While it has been speculated for a few weeks that Microsoft had plans to integrate ChatGPT into its search engine Bing, the company has finally made it official.

This comes shortly after the company had made a large multi-billion dollar investment in OpenAI, the company behind ChatGPT. Search rival Google also just announced its own conversation AI service called Bard that it plans to integrate into Google Search. 

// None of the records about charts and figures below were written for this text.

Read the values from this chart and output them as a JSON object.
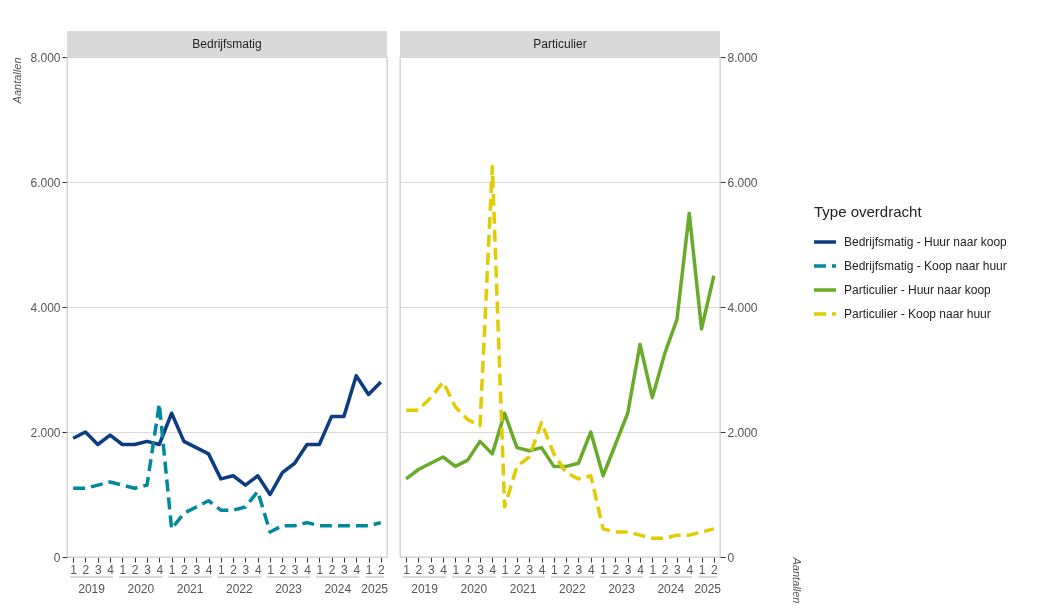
{
  "chart_data": [
    {
      "type": "line",
      "title": "Bedrijfsmatig",
      "ylabel": "Aantallen",
      "categories": [
        "1",
        "2",
        "3",
        "4",
        "1",
        "2",
        "3",
        "4",
        "1",
        "2",
        "3",
        "4",
        "1",
        "2",
        "3",
        "4",
        "1",
        "2",
        "3",
        "4",
        "1",
        "2",
        "3",
        "4",
        "1",
        "2"
      ],
      "annotations": [
        "2019",
        "2020",
        "2021",
        "2022",
        "2023",
        "2024",
        "2025"
      ],
      "ylim": [
        0,
        8000
      ],
      "yticks": [
        0,
        {
          "value": 2000,
          "label": "2.000"
        },
        {
          "value": 4000,
          "label": "4.000"
        },
        {
          "value": 6000,
          "label": "6.000"
        },
        {
          "value": 8000,
          "label": "8.000"
        }
      ],
      "grid": "y",
      "marker": "none",
      "legend": "right",
      "series": [
        {
          "name": "Bedrijfsmatig - Huur naar koop",
          "color": "#0b3d80",
          "line_style": "solid",
          "values": [
            1900,
            2000,
            1800,
            1950,
            1800,
            1800,
            1850,
            1800,
            2300,
            1850,
            1750,
            1650,
            1250,
            1300,
            1150,
            1300,
            1000,
            1350,
            1500,
            1800,
            1800,
            2250,
            2250,
            2900,
            2600,
            2800
          ]
        },
        {
          "name": "Bedrijfsmatig - Koop naar huur",
          "color": "#00899a",
          "line_style": "dashed",
          "values": [
            1100,
            1100,
            1150,
            1200,
            1150,
            1100,
            1150,
            2450,
            450,
            700,
            800,
            900,
            750,
            750,
            800,
            1050,
            400,
            500,
            500,
            550,
            500,
            500,
            500,
            500,
            500,
            550
          ]
        }
      ]
    },
    {
      "type": "line",
      "title": "Particulier",
      "ylabel": "Aantallen",
      "categories": [
        "1",
        "2",
        "3",
        "4",
        "1",
        "2",
        "3",
        "4",
        "1",
        "2",
        "3",
        "4",
        "1",
        "2",
        "3",
        "4",
        "1",
        "2",
        "3",
        "4",
        "1",
        "2",
        "3",
        "4",
        "1",
        "2"
      ],
      "annotations": [
        "2019",
        "2020",
        "2021",
        "2022",
        "2023",
        "2024",
        "2025"
      ],
      "ylim": [
        0,
        8000
      ],
      "yticks": [
        0,
        {
          "value": 2000,
          "label": "2.000"
        },
        {
          "value": 4000,
          "label": "4.000"
        },
        {
          "value": 6000,
          "label": "6.000"
        },
        {
          "value": 8000,
          "label": "8.000"
        }
      ],
      "grid": "y",
      "marker": "none",
      "legend": "right",
      "legend_title": "Type overdracht",
      "series": [
        {
          "name": "Particulier - Huur naar koop",
          "color": "#6aaa2a",
          "line_style": "solid",
          "values": [
            1250,
            1400,
            1500,
            1600,
            1450,
            1550,
            1850,
            1650,
            2300,
            1750,
            1700,
            1750,
            1450,
            1450,
            1500,
            2000,
            1300,
            1800,
            2300,
            3400,
            2550,
            3250,
            3800,
            5500,
            3650,
            4500
          ]
        },
        {
          "name": "Particulier - Koop naar huur",
          "color": "#e0cc00",
          "line_style": "dashed",
          "values": [
            2350,
            2350,
            2550,
            2800,
            2400,
            2200,
            2100,
            6250,
            800,
            1450,
            1600,
            2150,
            1650,
            1350,
            1250,
            1300,
            450,
            400,
            400,
            350,
            300,
            300,
            350,
            350,
            400,
            450
          ]
        }
      ]
    }
  ]
}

Microsoft says that integrating ChatGPT into Bing will help provide better search results, more complete answers, a new chat experience, and the ability to generate content. 

According to a blog post written by Yusuf Mehdi, corporate vice president and consumer chief marketing officer at Microsoft, 10 billion searches are made per day, with roughly half of them going unanswered because the questions are too complex. 

Search powered by ChatGPT will surface relevant information like sports scores, stock prices, and weather, and summarizes search results to provide comprehensive answers to complex queries too. For example, you would be able to ask how to substitute eggs in a recipe and get instructions on how to do so without actually having to search through multiple results yourself. 

Just like with ChatGPT, you can also converse with Bing in a new chat experience that allows you to keep refining your search until you are able to get the result you need. 

Content generation capabilities will help you with things like writing emails, creating an itinerary for a vacation, or prepare for a job interview. 

ChatGPT is also being incorporated into Microsoft Edge itself, with two new capabilities available now. The first is the ability to ask for a summary of information on a page, with key takeaways. The example the company gave is summarizing a long financial report and then using the chat function to ask for a comparison with another company’s financials. 

In addition to ChatGPT, the new Bing is also being powered by the Microsoft Prometheus model, which is a proprietary was of interacting with OpenAI’s language models; the application of the model to the core search algorithm itself, and a new user experience that reimagines how one interacts with search, browser, and chat.

To address concerns around ethical AI, the company also stated that it has been working with OpenAI to develop safeguards to protect users from harmful content. 

“Our teams are working to address issues such as misinformation and disinformation, content blocking, data safety and preventing the promotion of harmful or discriminatory content in line with our AI principles. The work we are doing with OpenAI builds on our company’s yearslong effort to ensure that our AI systems are responsible by design. We will continue to apply the full strength of our responsible AI ecosystem – including researchers, engineers and policy experts – to develop new approaches to mitigate risk,” Mehdi wrote. 

Currently the ChatGPT-enabled Bing can be tested as a limited preview on desktop. There is currently a waitlist to join, but Microsoft plans to scale it up to millions of users in the next few weeks. They are also working to add a mobile preview.